3. Log in to the standby OMS node as user ommdba, and run the gs_ctl querybuild command. The command output indicates that the build operation starts from 0% again when the progress does not reach 100%.

[Impact and Severity]
There is no adverse impact on services.
[Estimated Restoration Time]
60 min
[Prerequisites]
Prepare the following items before the restoration.
Item | Operation |
|---|---|
Cluster account information | Apply for the password of cluster user admin. |
Node account information | Apply for the passwords of users omm and ommdba of cluster nodes. |
Secure Shell (SSH) remote login tool | Prepare tools such as PuTTY or SecureCRT. |
Except the GaussDB process on the standby OMS, other processes of the OMS nodes are normal.
[Fault Handling]
The build operation is to synchronize data from the active GaussDB to the standby GaussDB and load the data. Due to the synchronization timeout, the HA considers that the synchronization fails and performs the synchronization again. To resolve this problem, perform manual synchronization.
[Solution]
Stop the standby OMS.
Log in to the standby OMS node as user omm and run the following command:
sh /opt/huawei/Bigdata/om-0.0.1/sbin/stop-oms.sh
Stop the active OMS.
Log in to the active OMS node as user omm and run the following command:
sh /opt/huawei/Bigdata/om-0.0.1/sbin/stop-oms.sh
Package data on the active OMS.
Log in to the active OMS node as user ommdba and run the following command in the /srv/BigData/dbdata_om directory:
tar -zcf db.tar.gz db/
Generate the db.tar.gz file.
Copy the db.tar.gz file to the /srv/BigData/dbdata_om directory on the standby OMS node.
Log in to the standby OMS node as user ommdba, go to the /srv/BigData/dbdata_om directory, and run the following commands:
mv db db_bak
tar -zxf db.tar.gz
Ensure that the permission on folders in the /srv/BigData/dbdata_om/db directory and its lower-level directories on the standby node is 700, the permission on corresponding files is 600, and the user and owner group are ommdba:wheel.
Go to the /srv/BigData/dbdata_om/db directory and change the value of replconninfo1 in the postgresql.conf file.
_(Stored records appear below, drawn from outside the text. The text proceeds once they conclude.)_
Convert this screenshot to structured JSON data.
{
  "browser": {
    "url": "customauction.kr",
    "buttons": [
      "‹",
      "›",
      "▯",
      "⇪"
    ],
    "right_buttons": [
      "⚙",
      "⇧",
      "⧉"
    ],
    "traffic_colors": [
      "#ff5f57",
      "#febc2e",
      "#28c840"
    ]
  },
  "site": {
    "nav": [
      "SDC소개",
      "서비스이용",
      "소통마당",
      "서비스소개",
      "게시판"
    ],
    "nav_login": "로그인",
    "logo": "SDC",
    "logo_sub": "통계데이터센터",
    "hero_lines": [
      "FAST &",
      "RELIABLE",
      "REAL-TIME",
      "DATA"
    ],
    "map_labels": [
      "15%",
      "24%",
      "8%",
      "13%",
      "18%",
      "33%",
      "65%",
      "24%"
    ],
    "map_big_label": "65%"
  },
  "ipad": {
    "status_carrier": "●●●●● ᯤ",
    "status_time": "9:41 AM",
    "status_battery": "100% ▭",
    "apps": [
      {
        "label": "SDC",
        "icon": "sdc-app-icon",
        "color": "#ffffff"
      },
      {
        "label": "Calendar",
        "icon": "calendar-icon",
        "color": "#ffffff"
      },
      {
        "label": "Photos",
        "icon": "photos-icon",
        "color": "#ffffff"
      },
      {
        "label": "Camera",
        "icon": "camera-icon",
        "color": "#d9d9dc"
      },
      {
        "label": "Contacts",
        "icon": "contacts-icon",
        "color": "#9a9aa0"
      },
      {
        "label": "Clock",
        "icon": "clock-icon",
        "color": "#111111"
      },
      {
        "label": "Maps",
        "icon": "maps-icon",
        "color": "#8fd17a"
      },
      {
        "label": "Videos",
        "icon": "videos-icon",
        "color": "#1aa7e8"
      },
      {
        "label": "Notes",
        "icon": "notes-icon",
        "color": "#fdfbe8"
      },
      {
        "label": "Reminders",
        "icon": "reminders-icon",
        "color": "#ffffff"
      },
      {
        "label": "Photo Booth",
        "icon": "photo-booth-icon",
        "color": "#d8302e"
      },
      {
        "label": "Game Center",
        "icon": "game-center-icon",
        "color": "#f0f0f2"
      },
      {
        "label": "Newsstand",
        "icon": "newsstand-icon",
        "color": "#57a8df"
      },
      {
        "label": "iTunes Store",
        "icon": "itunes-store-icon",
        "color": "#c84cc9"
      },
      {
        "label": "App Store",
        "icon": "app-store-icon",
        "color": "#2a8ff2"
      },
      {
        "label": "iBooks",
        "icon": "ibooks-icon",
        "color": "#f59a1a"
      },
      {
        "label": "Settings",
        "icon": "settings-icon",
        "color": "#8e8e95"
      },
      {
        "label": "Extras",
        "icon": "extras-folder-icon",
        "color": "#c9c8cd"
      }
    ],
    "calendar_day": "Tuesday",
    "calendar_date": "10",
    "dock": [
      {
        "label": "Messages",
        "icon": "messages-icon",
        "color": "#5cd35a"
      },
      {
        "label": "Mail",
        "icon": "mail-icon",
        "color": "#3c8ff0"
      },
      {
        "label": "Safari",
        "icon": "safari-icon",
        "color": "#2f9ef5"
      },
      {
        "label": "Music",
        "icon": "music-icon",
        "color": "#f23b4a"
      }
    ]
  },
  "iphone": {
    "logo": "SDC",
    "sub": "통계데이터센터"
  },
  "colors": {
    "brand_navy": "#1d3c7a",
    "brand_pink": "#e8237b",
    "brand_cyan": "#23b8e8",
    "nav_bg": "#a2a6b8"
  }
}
In the value, localhost indicates the local IP address, and remotehost indicates the IP address of the peer OMS node.
Start the active OMS.
Log in to the active OMS node as user omm and run the following command:
sh /opt/huawei/Bigdata/om-0.0.1/sbin/start-oms.sh
Start the standby OMS.
Log in to the standby OMS node as user omm and run the following command:
sh /opt/huawei/Bigdata/om-0.0.1/sbin/start-oms.sh

One minute after the active OMS starts, start the standby OMS.
[Verification]
The alarm is cleared.
The status of the GaussDB processes on the active and standby OMS nodes is Normal.
Hope you can learn from it, thank you!